Was sind staatliche Urkunden wert, wenn der verbeamtete Aussteller darauf anonym bleiben will? Eigentlich sollte er mit seinem Namen für die Echtheit und Rechtskonformität des Dokuments bürgen. Das ist das Konzept von öffentlichen Urkunden selbst. Jeder kennt Unterschrift und Siegel auf Papyrus. Nach vielen tausend Jahren Zivilisation soll sich das nun wohl ändern. Welcher Staat schwebt diesen wohlbestallten Herren eigentlich vor? Sind ihr Vorbild vielleicht die vermummten Richter aus Peru aus dem Bürgerkrieg, wo in den Gefängnissen gefoltert wurde?

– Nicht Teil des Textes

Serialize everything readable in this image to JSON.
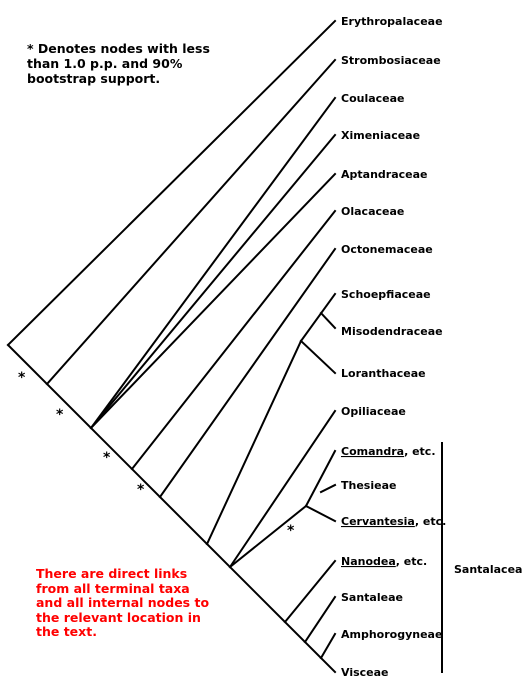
{
  "legend": {
    "text": "* Denotes nodes with less than 1.0 p.p. and 90% bootstrap support."
  },
  "note": {
    "text": "There are direct links from all terminal taxa and all internal nodes to the relevant location in the text."
  },
  "group_label": "Santalaceae",
  "star_symbol": "*",
  "taxa": [
    {
      "name": "Erythropalaceae"
    },
    {
      "name": "Strombosiaceae"
    },
    {
      "name": "Coulaceae"
    },
    {
      "name": "Ximeniaceae"
    },
    {
      "name": "Aptandraceae"
    },
    {
      "name": "Olacaceae"
    },
    {
      "name": "Octonemaceae"
    },
    {
      "name": "Schoepfiaceae"
    },
    {
      "name": "Misodendraceae"
    },
    {
      "name": "Loranthaceae"
    },
    {
      "name": "Opiliaceae"
    },
    {
      "name": "Comandra",
      "suffix": ", etc.",
      "underline": true
    },
    {
      "name": "Thesieae"
    },
    {
      "name": "Cervantesia",
      "suffix": ", etc.",
      "underline": true
    },
    {
      "name": "Nanodea",
      "suffix": ", etc.",
      "underline": true
    },
    {
      "name": "Santaleae"
    },
    {
      "name": "Amphorogyneae"
    },
    {
      "name": "Visceae"
    }
  ]
}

Oder ist es das, was sie mit gläsernem Staat und Abschaffung des Amtsgeheimnisses meinen? Der besorgte und engagierte Bürger soll sich überwachen lassen und darf sich nicht vermummen. Aber die gnädigen Herren Polizeijuristen und Obersten wollen ihre demokratiebeschränkenden Dekrete lieber anonym verfügen.
Ein Trostpflaster bleibt uns: zumindest wissen wir, wenn wir einen anonymen Anruf bekommen, dass es die Polizei war. Denn die Hoheitsfunktion will anonym bleiben.
Die Moral von der Geschichte: die liberalen Rechte werden ausgehöhlt und pervertiert, aber eine Ruine muss zum Schein immer stehenbleiben, denn alle autoritären Maßnahmen dienen immer nur dem Erhalt der Demokratie.